The size of the response for the client discovery commands can vary based on the instance size and topology. Larger instances with more nodes produce a larger response. As a result, it's important to ensure that the number of clients doing the node topology discovery doesn't grow unbounded.

These node topology refreshes are expensive on the Valkey server but are also important for application availability. Therefore it is important to ensure that each client makes a single discovery request at any given time (and caches result in-memory), and the number of clients making the requests be kept bounded to avoid overloading the server.

For example, when the client application starts up or loses connection from the server and must perform node discovery, one common mistake is that the client application makes several reconnection and discovery requests without adding exponential backoff upon retry. This can render the Valkey server unresponsive for a prolonged period of time, causing very high CPU utilization.

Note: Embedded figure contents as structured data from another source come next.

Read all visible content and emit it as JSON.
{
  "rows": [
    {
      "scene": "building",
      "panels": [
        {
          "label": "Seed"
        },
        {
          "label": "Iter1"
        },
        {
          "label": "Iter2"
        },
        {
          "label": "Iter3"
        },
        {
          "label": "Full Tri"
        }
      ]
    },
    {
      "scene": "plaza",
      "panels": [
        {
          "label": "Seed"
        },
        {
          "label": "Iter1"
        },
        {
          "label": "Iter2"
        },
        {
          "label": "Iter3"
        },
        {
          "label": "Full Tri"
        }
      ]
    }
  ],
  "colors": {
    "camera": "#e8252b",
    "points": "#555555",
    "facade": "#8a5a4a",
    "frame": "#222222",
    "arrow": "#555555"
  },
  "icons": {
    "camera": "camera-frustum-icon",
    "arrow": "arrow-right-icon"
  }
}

Use a discovery endpoint for node discovery

Use the Memorystore for Valkey discovery endpoint to perform node discovery. The discovery endpoint is highly available and is load balanced across all the nodes in the instance. Moreover, the discovery endpoint attempts to route the node discovery requests to nodes with the most up-to-date topology view.

For Cluster Mode Disabled instances

When connecting to a Cluster Mode Disabled instance, your application must connect to the primary endpoint to write to the instance and to retrieve the most recent writes. Your application can also connect to reader endpoint for reading from replicas and to isolate traffic from the primary node.

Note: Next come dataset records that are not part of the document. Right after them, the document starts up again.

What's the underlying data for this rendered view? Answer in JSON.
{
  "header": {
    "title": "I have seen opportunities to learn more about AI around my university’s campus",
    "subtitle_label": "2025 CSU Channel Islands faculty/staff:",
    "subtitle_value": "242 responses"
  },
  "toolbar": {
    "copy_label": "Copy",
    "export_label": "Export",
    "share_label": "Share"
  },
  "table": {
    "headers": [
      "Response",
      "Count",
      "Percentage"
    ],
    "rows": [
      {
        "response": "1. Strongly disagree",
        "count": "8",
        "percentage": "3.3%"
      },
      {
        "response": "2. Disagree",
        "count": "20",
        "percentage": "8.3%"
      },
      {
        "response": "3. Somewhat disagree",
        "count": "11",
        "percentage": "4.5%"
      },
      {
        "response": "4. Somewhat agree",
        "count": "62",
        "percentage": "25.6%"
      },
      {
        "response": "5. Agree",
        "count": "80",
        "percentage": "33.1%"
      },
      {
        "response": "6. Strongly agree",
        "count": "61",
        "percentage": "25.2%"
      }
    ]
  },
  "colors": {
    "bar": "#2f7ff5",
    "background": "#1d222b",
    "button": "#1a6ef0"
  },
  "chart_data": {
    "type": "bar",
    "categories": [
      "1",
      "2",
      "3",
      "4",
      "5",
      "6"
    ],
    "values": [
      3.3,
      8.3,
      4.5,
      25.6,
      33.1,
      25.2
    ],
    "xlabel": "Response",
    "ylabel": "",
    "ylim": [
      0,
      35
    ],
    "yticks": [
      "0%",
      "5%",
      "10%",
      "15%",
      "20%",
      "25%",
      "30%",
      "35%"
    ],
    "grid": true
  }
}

Persistence best practices

This section explains best practices for persistence.

RDB persistence

For best results backing up your instance with RDB snapshots, you should use the following best practices:

Memory management

RDB snapshots use a process fork and 'copy-on-write' mechanism to take a snapshot of node data. Depending on the pattern of writes to nodes, the used memory of the nodes grows as pages touched by the writes are copied. In the worst case, the memory footprint can be double the size of the data in the node.

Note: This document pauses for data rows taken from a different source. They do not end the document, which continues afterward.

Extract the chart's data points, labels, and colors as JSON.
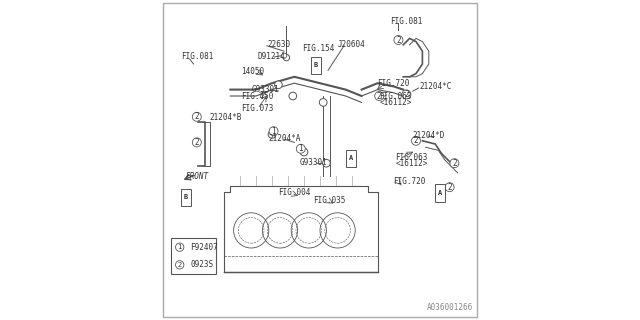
{
  "title": "",
  "background_color": "#ffffff",
  "border_color": "#cccccc",
  "line_color": "#555555",
  "text_color": "#333333",
  "diagram_number": "A036001266",
  "diagram_number_color": "#888888",
  "legend": [
    {
      "symbol": "1",
      "code": "F92407"
    },
    {
      "symbol": "2",
      "code": "0923S"
    }
  ]
}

To ensure nodes have sufficient memory to complete the snapshot, you should keep or set maxmemory at 80% of the node capacity so that 20% is reserved for overhead. For more information, see Monitor memory usage for an instance. This memory overhead, in addition to Monitoring snapshots, helps you manage your workload to have successful snapshots.

Stale snapshots

Recovering nodes from a stale snapshot can cause performance issues for your application as it tries to reconcile a significant amount of stale keys or other changes to your database such as a schema change. If you are concerned about recovering from a stale snapshot, you can disable the RDB persistence feature. Once you re-enable persistence, a snapshot is taken at the next scheduled snapshot interval.

Performance impact of RDB snapshots

Depending on your workload pattern RDB snapshots can impact the performance of the instance and increase latency for your applications. You can minimize the performance impact of RDB snapshots by scheduling them to run during periods of low instance traffic if you are comfortable with less frequent snapshots.

For example, if your instance has low traffic from 1 AM to 4 AM, you can set the start time to 3 AM and set the interval to 24 hours.

If your system has a constant load and requires frequent snapshots, you should carefully evaluate the performance impact, and weigh the benefits of using RDB snapshots for the workload.

Choose a single-zone instance if your instance doesn't use replicas

When configuring an instance without replicas, we recommend a single-zone architecture for improved reliability. Here's why:

Minimize outage impact

Zonal outages are less likely to impact your instance. By placing all nodes within a single zone, the chance of a zonal outage affecting your server drops from 100% to 33%. This is because there is a 33% chance the zone where your instance is located goes down, as opposed to 100% chance that nodes located in the unavailable zone are impacted.

Rapid recovery

Should a zonal outage occur, recovery is streamlined. You can respond by quickly provisioning a new instance in a functioning zone and redirecting your application for minimally interrupted operations.